その3

湯島天神から池之端に下ったすぐのところが教勝寺だ。

ここの住職の悪所通いは檀家によく知られていた。

・・・それを知らないのは住職だけだった。

だれも咎めないのをよいことに、今夜も総髪の鬘に俳諧の宗匠ふうのいで立ちに変装し、池之端で駕籠を拾い、いそいそと吉原へ向かった。

住職は特定の女郎の馴染みとはならず、吉原細見などの女郎の格付けを参考に地廻りのように格子をのぞいて回り、掘り出しもの安女郎を漁るのを無上の楽しみとしていた。

住職が今夜のお伽に選んだのは、大門左奥の角町の中ほどにある中見世の格子女郎だった。

北角楼の格子の中にたたずむ細身の女郎は、少女のような可憐さを秘めながら、目の辺りに得も言われぬ色気があった。

番頭が、突き出しから振袖新造になり立ての十七のみはると教えてくれた。

値切り倒してから二階にあがり、みはるの客となったご住職だが、一刻ほどすると今宵の夜空の月のように喜色満面の顔を輝かして、北角楼の暖簾を分けて出た。

住職はいつものように三ノ輪の辻まで歩いて町駕籠を拾おうと、大門をすぐ左に折れた。

これは、大門前の五十間道に張っている駕籠かきは高い酒手をふんだくるし、お寺の門前に駕籠を着けるのをネタにゆすられてはかなわない、というケチで小心な住職のいつもの行動だった。

しかし、ご住職はなぜか、さらに左に折れて吉原を四角に囲うお歯黒どぶに沿って歩き出した。

目の前を鬼火がゆらゆらと揺れ、ご住職を誘っている。

とうとう不夜城とうたわれる吉原の裏手へやってきた。

・・・暗闇からぬっと現れた手がご住職の首をつかみ、締め上げた。

翌朝。

田圃の外れにある肥溜め桶から二本の足がにょきっと突き出ているに驚いた百姓が、吉原の面番所に届け出た。

面番所に詰める同心は、「なか」だけが面番所の管轄と言い逃れ、奉行所に話を持って行かせた。

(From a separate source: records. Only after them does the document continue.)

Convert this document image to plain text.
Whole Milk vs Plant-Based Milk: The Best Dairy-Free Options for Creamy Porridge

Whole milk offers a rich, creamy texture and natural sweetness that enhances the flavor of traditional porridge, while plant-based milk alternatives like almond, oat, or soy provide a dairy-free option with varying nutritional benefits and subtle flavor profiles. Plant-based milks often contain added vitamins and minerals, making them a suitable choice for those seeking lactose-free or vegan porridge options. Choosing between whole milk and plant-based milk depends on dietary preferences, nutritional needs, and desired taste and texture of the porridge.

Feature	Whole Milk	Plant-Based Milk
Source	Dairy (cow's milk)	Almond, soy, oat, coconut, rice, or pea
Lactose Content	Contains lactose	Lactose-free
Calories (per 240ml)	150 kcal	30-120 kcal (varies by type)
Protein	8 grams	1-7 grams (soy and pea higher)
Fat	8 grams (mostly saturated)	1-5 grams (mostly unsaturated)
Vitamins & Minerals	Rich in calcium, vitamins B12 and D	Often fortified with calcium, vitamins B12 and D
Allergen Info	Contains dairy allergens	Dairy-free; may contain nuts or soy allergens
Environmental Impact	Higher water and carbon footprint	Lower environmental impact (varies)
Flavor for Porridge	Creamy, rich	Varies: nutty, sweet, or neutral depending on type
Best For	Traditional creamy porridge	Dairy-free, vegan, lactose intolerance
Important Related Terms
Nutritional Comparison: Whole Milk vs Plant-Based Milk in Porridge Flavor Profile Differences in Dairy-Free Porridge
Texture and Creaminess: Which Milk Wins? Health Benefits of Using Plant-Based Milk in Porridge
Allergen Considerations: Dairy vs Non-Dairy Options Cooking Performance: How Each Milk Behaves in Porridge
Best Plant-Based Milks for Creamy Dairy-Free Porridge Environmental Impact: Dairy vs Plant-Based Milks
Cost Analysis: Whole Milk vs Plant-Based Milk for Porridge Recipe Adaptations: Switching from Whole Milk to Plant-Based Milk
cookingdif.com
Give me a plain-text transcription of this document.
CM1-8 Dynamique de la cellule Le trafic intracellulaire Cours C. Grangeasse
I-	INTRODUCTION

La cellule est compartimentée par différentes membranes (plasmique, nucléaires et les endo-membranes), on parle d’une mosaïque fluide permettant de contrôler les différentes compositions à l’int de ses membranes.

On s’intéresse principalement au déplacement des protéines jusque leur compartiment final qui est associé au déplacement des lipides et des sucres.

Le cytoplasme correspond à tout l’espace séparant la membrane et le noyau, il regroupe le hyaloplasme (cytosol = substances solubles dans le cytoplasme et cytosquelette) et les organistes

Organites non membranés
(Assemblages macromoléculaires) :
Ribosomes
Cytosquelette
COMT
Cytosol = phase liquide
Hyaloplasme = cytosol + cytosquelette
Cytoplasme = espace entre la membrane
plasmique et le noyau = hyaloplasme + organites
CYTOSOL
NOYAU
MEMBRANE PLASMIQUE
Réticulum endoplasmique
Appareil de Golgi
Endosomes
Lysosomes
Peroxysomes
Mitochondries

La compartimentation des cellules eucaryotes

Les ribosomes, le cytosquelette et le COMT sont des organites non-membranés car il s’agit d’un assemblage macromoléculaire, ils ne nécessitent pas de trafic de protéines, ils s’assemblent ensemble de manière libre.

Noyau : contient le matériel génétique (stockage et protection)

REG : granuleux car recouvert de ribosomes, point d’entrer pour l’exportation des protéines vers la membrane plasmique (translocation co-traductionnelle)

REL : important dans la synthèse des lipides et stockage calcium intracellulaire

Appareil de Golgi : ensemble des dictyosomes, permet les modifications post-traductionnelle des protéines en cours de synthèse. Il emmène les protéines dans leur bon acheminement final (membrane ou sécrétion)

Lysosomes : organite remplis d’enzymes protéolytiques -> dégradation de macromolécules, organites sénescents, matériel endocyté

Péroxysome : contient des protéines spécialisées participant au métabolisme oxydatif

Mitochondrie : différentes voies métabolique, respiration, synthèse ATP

やがて、仏頂面の岡埜同心が小者と岡っ引きの浮多郎を従えて検分にやってきた。

小者と浮多郎が、二本の足を肥溜め桶から引きあげ、死体を畦道に横たえた。

次に、お歯黒どぶから水をくみ上げ、死体にこびりついた糞尿を洗い流した。

突き出た腹と、今は糞尿色に染まった浅葱色の宗匠ふうの着物から小金持ちの町人と思ったが、

「おい、頭を見ろよ」

鼻をつまんで死体を検分していた岡埜が喚いた。

「剃り上げていますね。お坊さんでしょうか?」

浮多郎に先を越されたので、

「そうかな?坊主だったら袈裟かなんかそれらしい格好をしてるだろうよ」

岡埜は不機嫌な声で言った。

肥溜めの周りで二種類の足跡を見つけ、畦道をたどった浮太郎が、飛び不動の裏手の小藪で鬘と草履を見つけた。

「ははあ、坊主が鬘を被り町人を装って吉原へ遊びに来たか」

今度は岡埜が先に言った。

坊主が吉原で遊ぶのはご法度だった。

「小便でもしに裏の田圃へやって来て、物取りにでも遭ったか。しかし、喉を前から掴まれて首り殺されているのが気になるな」

この小太りの坊主の死体を検分した岡埜は、すばやく死因を見つけたようだ。

「浮多郎、四郎兵衛会所へひとっ走りだ。面番所の同心には何も言うな」

岡埜は、鶏を追うように浮多郎を追い立てた。

僧侶が吉原に入るのを見逃した面番所詰めの同心は、切腹ものだ。

面番所の同心の面子を守った上で、四郎兵衛会所の楼主たちに坊主が登楼しなかったかを聞きに行かせようという岡埜の気配りは、浮多郎にはよく分かった。